Chez les Franciscains
Après deux ans de cheminement vocationnel, le 26 juin 1864, il revêt le costume des Franciscains d'Amiens. Toute sa vie, Frédéric gardera la ferveur de cette première étape de sa formation à la vie franciscaine.

Ses études théologiques à peine terminées, on devance son ordination sacerdotale, qui a lieu le 17 août 1870. Ainsi donc, il devient prêtre franciscain a l’âge de 31 ans.

Sa première nomination est dans un hôpital militaire. Ce passage sera tout un défi pour lui. Les soldats, sur le ton du sarcasme, l’appelle: « Notre bon petit aumônier ».

Malgré tout, le jeune père Frédéric ressort enrichi de l’expérience. Au contact de la souffrance et de l'angoisse humaines, il apprend « la compassion » pour les blessés de la vie.
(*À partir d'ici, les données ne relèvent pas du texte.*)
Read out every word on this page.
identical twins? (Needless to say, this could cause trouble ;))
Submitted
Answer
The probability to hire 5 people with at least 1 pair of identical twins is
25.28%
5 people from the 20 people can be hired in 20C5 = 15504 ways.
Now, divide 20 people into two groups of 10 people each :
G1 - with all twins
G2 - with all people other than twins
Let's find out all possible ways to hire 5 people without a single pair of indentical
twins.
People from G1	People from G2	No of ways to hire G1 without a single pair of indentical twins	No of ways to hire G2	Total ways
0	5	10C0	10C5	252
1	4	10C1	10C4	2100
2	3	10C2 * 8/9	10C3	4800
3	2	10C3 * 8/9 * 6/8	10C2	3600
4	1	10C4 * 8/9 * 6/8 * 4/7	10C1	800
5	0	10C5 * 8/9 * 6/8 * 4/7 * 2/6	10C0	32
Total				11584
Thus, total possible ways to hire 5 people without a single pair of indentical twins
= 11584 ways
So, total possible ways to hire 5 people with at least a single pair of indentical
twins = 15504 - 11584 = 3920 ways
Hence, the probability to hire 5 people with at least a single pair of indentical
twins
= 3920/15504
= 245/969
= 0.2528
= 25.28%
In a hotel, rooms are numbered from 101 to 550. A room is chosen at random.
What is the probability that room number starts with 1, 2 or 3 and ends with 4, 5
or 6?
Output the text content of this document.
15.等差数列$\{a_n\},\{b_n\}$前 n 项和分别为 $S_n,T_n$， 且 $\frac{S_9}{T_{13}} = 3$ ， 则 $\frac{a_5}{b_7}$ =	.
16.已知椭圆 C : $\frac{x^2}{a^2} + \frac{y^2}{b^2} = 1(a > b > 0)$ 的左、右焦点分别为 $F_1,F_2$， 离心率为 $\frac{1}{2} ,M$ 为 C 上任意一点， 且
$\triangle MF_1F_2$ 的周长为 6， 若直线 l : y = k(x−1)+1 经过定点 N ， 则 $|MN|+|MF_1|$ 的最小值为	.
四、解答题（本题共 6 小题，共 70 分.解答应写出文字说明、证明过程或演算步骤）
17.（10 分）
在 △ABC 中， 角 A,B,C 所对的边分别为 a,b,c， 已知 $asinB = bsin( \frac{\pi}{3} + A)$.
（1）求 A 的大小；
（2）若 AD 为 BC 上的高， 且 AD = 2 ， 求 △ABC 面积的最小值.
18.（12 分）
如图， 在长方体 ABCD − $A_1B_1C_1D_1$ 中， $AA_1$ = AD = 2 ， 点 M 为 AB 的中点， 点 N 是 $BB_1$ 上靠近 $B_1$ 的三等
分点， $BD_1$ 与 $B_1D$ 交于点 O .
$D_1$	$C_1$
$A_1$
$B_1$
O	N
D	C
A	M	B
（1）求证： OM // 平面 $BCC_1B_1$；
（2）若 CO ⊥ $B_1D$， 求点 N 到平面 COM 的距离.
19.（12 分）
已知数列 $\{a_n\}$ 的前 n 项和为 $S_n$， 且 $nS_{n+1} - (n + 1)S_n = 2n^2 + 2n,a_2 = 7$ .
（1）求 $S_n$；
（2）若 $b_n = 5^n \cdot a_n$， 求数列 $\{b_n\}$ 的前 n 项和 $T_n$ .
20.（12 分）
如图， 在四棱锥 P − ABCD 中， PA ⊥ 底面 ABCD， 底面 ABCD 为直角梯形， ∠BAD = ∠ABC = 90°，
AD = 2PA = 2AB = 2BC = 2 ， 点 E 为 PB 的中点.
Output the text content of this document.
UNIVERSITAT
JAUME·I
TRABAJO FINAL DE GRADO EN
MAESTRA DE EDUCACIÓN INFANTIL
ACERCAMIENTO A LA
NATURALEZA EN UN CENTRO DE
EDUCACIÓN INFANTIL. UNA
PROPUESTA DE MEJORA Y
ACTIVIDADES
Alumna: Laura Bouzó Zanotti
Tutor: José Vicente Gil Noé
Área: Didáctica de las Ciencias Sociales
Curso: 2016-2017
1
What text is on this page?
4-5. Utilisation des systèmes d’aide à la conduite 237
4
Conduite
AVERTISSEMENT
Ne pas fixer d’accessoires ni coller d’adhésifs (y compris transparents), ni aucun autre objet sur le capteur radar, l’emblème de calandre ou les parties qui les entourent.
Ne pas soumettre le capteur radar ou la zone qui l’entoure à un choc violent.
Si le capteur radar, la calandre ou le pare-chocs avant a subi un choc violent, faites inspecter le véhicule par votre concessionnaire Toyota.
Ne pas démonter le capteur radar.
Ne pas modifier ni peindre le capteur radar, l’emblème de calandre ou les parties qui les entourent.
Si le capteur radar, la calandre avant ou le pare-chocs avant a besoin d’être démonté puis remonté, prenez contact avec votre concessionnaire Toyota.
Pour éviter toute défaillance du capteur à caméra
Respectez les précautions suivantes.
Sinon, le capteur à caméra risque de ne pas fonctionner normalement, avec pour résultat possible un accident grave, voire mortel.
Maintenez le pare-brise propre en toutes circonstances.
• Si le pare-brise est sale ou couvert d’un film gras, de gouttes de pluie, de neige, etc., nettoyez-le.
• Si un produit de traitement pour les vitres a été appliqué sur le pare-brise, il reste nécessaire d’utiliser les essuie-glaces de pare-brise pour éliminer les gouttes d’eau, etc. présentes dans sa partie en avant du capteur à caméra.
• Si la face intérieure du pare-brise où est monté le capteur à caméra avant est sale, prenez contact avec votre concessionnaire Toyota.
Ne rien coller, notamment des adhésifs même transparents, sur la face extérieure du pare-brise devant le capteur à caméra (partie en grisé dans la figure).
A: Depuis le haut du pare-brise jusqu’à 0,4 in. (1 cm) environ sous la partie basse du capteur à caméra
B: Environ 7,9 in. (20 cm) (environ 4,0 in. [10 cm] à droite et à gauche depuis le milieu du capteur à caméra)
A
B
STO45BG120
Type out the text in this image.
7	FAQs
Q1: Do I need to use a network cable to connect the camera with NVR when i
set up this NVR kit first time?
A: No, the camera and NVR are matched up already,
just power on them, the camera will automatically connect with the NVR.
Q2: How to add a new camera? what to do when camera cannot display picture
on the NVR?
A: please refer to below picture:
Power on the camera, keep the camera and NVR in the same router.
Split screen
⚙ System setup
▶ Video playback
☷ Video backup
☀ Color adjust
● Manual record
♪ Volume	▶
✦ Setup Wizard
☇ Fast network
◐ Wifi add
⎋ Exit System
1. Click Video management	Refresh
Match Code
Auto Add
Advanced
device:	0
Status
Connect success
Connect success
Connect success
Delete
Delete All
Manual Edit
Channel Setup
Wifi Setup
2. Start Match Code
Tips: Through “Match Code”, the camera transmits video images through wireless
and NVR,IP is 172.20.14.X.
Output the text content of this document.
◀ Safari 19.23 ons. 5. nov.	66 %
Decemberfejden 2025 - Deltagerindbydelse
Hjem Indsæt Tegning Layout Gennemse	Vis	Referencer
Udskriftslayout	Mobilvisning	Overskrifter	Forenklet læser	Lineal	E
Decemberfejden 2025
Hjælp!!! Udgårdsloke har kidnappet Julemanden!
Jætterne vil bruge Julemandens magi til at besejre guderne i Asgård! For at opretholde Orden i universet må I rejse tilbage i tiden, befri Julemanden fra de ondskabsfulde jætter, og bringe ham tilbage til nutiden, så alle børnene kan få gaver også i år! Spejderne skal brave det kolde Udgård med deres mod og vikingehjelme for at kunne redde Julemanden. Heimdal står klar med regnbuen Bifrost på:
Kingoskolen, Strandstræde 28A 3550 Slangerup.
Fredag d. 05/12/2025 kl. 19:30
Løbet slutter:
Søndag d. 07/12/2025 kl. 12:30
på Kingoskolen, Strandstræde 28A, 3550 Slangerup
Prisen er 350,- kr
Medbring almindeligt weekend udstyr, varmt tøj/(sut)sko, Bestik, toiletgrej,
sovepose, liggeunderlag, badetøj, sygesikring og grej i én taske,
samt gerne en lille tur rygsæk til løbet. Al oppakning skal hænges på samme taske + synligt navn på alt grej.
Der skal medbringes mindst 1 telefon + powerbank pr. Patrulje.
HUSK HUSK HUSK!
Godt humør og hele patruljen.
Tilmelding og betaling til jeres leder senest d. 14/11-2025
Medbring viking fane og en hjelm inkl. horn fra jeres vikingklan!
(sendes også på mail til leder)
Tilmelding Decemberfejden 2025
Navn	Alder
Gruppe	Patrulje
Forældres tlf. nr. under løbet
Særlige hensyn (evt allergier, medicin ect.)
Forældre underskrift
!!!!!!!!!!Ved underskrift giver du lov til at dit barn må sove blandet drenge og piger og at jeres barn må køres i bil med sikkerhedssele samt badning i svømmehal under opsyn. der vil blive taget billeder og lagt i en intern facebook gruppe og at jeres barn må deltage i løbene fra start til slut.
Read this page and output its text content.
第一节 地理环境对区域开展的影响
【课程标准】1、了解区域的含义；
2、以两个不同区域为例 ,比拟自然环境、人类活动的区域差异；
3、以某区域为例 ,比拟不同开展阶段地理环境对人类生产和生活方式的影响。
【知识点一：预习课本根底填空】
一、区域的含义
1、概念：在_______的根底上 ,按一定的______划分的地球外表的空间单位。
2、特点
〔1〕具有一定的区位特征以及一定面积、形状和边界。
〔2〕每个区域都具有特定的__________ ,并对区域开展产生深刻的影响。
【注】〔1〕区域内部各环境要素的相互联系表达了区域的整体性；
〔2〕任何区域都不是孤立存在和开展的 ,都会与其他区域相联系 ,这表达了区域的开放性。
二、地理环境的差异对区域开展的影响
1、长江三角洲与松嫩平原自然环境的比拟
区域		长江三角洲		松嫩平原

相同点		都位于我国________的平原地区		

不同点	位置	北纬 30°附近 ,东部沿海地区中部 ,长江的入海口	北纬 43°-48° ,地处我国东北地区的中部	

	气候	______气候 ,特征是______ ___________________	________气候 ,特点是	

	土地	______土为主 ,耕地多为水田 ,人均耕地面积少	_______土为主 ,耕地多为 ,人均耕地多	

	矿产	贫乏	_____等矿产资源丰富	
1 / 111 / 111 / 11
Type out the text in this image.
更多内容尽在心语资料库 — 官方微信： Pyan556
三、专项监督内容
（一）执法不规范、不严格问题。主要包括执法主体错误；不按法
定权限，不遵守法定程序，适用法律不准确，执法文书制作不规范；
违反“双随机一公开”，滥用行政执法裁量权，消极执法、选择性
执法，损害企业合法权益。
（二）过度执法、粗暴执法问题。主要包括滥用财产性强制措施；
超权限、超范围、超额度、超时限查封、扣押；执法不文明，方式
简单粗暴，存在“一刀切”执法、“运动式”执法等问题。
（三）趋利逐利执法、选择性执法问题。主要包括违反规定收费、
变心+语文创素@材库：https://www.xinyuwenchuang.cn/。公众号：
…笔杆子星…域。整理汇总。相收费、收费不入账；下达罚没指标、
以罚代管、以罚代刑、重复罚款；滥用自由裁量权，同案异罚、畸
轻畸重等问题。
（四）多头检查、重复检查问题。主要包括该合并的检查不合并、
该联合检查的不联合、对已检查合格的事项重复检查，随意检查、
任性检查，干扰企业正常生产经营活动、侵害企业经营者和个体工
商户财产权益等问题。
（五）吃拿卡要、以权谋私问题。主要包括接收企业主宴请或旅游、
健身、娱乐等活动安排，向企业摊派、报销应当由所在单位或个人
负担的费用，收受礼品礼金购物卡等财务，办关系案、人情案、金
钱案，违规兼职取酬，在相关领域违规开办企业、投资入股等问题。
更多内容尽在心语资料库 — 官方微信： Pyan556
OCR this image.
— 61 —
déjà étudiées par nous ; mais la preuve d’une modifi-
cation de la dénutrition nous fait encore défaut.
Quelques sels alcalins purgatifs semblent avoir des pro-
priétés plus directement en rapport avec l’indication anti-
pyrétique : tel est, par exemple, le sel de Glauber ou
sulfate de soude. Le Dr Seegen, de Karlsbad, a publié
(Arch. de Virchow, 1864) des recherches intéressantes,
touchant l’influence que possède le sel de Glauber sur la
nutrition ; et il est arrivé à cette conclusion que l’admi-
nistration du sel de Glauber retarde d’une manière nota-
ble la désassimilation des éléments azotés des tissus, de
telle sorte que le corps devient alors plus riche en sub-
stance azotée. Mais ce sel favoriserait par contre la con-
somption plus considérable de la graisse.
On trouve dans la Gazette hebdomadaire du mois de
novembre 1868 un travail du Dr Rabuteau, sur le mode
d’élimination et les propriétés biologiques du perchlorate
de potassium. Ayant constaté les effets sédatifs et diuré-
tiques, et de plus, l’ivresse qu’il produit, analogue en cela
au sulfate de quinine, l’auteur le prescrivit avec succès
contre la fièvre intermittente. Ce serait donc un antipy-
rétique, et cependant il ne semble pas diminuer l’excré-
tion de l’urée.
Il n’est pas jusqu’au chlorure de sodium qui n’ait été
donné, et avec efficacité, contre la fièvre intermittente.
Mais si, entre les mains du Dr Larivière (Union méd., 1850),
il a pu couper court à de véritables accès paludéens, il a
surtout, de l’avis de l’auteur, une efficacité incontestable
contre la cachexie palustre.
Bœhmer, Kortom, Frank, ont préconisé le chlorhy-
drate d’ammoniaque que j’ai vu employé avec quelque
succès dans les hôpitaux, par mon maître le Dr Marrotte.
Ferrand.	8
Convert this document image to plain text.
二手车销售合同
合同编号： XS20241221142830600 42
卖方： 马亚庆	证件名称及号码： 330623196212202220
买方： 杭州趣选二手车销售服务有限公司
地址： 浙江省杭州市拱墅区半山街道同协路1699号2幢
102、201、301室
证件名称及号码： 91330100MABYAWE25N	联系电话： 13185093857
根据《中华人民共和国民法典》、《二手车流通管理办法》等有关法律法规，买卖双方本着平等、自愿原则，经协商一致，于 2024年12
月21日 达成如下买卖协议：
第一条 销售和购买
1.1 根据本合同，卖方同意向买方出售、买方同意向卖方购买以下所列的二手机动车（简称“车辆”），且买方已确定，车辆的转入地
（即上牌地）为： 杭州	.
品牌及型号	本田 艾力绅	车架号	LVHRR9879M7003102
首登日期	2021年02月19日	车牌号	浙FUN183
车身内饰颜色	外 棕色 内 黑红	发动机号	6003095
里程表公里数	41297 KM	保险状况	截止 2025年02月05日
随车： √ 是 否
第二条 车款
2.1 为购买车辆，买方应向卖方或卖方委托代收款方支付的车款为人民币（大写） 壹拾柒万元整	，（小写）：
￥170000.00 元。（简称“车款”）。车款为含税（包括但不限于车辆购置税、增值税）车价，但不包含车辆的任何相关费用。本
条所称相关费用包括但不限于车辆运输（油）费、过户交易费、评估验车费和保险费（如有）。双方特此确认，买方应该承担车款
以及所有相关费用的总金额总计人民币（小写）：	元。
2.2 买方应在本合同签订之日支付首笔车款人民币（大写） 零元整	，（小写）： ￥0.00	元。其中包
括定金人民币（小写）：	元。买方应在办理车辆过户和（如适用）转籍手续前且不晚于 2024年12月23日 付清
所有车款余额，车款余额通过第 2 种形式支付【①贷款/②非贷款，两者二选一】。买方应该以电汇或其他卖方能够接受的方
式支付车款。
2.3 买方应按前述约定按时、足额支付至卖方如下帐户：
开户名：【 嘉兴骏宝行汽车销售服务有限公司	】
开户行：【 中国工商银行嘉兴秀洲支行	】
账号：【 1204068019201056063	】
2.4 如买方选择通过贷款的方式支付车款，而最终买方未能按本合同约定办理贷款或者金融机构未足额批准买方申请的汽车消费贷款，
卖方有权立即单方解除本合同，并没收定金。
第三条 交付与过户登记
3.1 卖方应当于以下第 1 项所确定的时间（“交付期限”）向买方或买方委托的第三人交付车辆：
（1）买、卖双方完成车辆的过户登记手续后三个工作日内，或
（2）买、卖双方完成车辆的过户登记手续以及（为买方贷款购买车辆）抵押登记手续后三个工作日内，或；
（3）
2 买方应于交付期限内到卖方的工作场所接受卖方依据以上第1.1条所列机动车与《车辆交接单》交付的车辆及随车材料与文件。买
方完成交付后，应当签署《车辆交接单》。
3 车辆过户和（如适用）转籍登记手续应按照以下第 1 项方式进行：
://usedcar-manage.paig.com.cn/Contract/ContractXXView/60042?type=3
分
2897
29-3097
Missionnaire en Terre sainte
En secret, il a un grand rêve. Il aimerait travailler en Terre sainte, au pays de Jésus. Il aura le privilège d’y travailler de 1876 à 1888.

Dès son arrivée, il fait une première tournée de prédications dans les communautés religieuses. Rapidement, la réputation de sa sainteté commence à circuler. On chuchote: « C’est est un saint! »

Conciliateur-né, il codifie les règlements et ententes faites au cours des derniers siècles entre les diverses dénominations religieuses ayant des droits dans les basiliques du Saint-Sépulcre et de Bethléem. Cette codification est encore en vigueur aujourd'hui.

Pendant son séjour de douze ans à Jérusalem, Frédéric s'initie à la spiritualité du pèlerinage et parvient à reprendre, dans les rues de Jérusalem, l’exercice du « Chemin de Croix » abandonnée depuis trois siècles.

Au Canada
En 1881, Frédéric Janssoone fait un premier séjour au Québec. En 1888, il revient s’établir définitivement à Trois-Rivières.

Sa première mission est de fonder un Commissariat de Terre Sainte et de visiter les fraternités du Tiers-Ordre de saint François. En parallèle, il prêche, anime les pèlerinages au Sanctuaire de Cap-de-la-Madeleine et fait du porte-à-porte dans quatre diocèses.

Parler de Jésus, c'est toute la vie de Frédéric. Il visite presque toutes les municipalités du Québec. Il fait aussi des visites dans les États de la Nouvelle-Angleterre, aux États-Unis.

Un 22 juin pas comme les autres
Le 22 juin 1888, en soirée, le père Frédéric Jansoone vit une expérience intense qui marquera le reste de son existence.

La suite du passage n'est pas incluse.